Liu Shiyuan’s complex video includes bees pollinating plants, mid-twentieth-century cartoons of young girls admiring boys’ biceps, ticking clocks and a group eating free oysters on a Danish beach (part of a government scheme to quell invading foreign oysters). Liu highlights the changing nature of value and our constantly shifting control over meaning. The video is paired to the novel’s wife: a foil to the antiquated mother, she is a relatively modern character, seemingly in control of her destiny, who elopes with her lover. Yet Liu’s video seems to suggest that in contemporary society our roles, specifically those of women, remain constrained. As the video’s title suggests, The Best Is Yet To Come (2017).
Li Ran’s black-and-white video Night of Patmos (2017) represents the wife’s lover, whose depiction in the novel is less direct, often represented by comments from others, his existence composed of multiple fragments. Li’s video similarly weaves disparate elements together – improvised scenes from biblical plays; a voiceover recounting a mountaineering trip in which the participants turn fanatical; and photographs of 1950s and 1980s theatre plays – to reflect the lover’s narrative presence. Yet beyond disunity, the motivation for Li’s choice of video content is not evident.
Chen Zhou’s video Blue Hole (2017), interpreting the husband, follows two fashionably dressed actors fruitlessly searching for their companion in a deserted forest. The lonely husband’s inability to communicate with his wife and mother in the novel is transposed into a contemporary moment. The atemporal environments the characters evolve in also seem to reference videogames, pointing to the virtual world as a melancholic hole that Chen sees us turning to for companionship. In an accompanying text the artist describes living in Shanghai, emphasising that the latest technologies and urban fashions cannot inhibit loneliness within one of the world’s most populated cities.

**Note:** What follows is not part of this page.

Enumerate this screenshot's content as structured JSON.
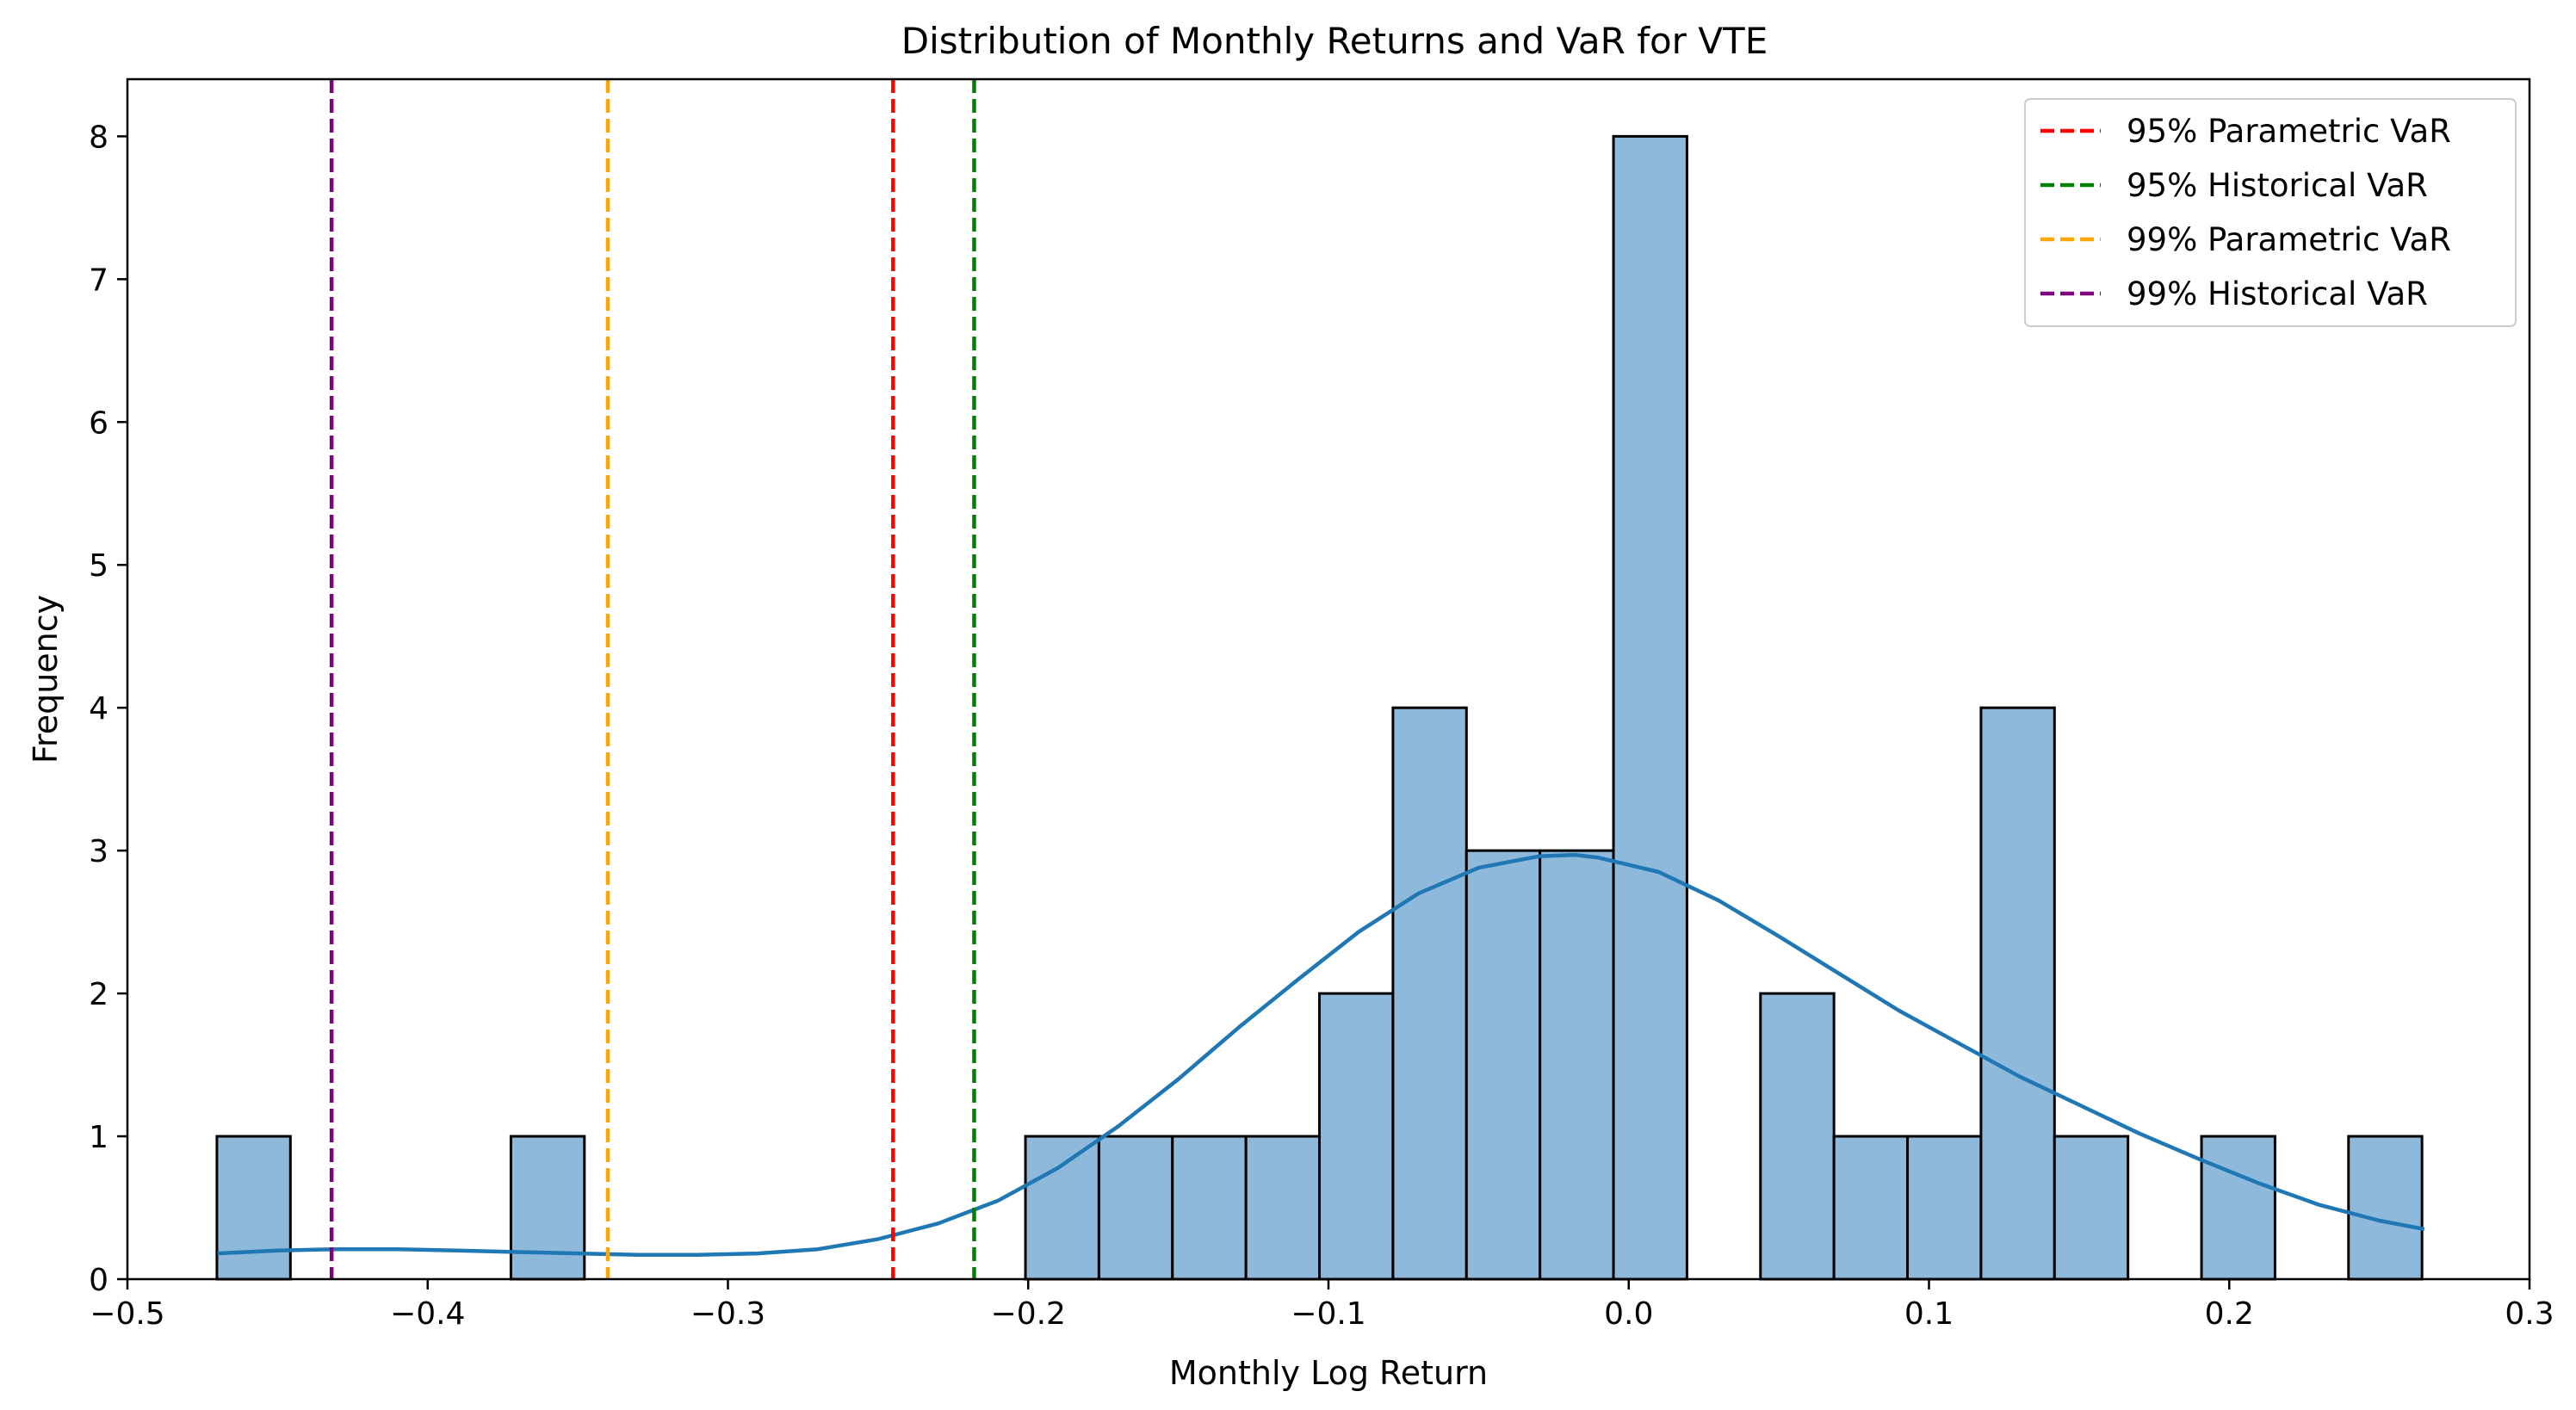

The exhibition relies too heavily on the novel while offering very little information on its content: without fuller knowledge of it, the viewer finds it difficult to conjecture the extent to which the artworks are connected to each character, and to what extent they comment on contemporary society. As these two poles are the show’s curatorial foundation, I was left grappling for meaning somewhere between them.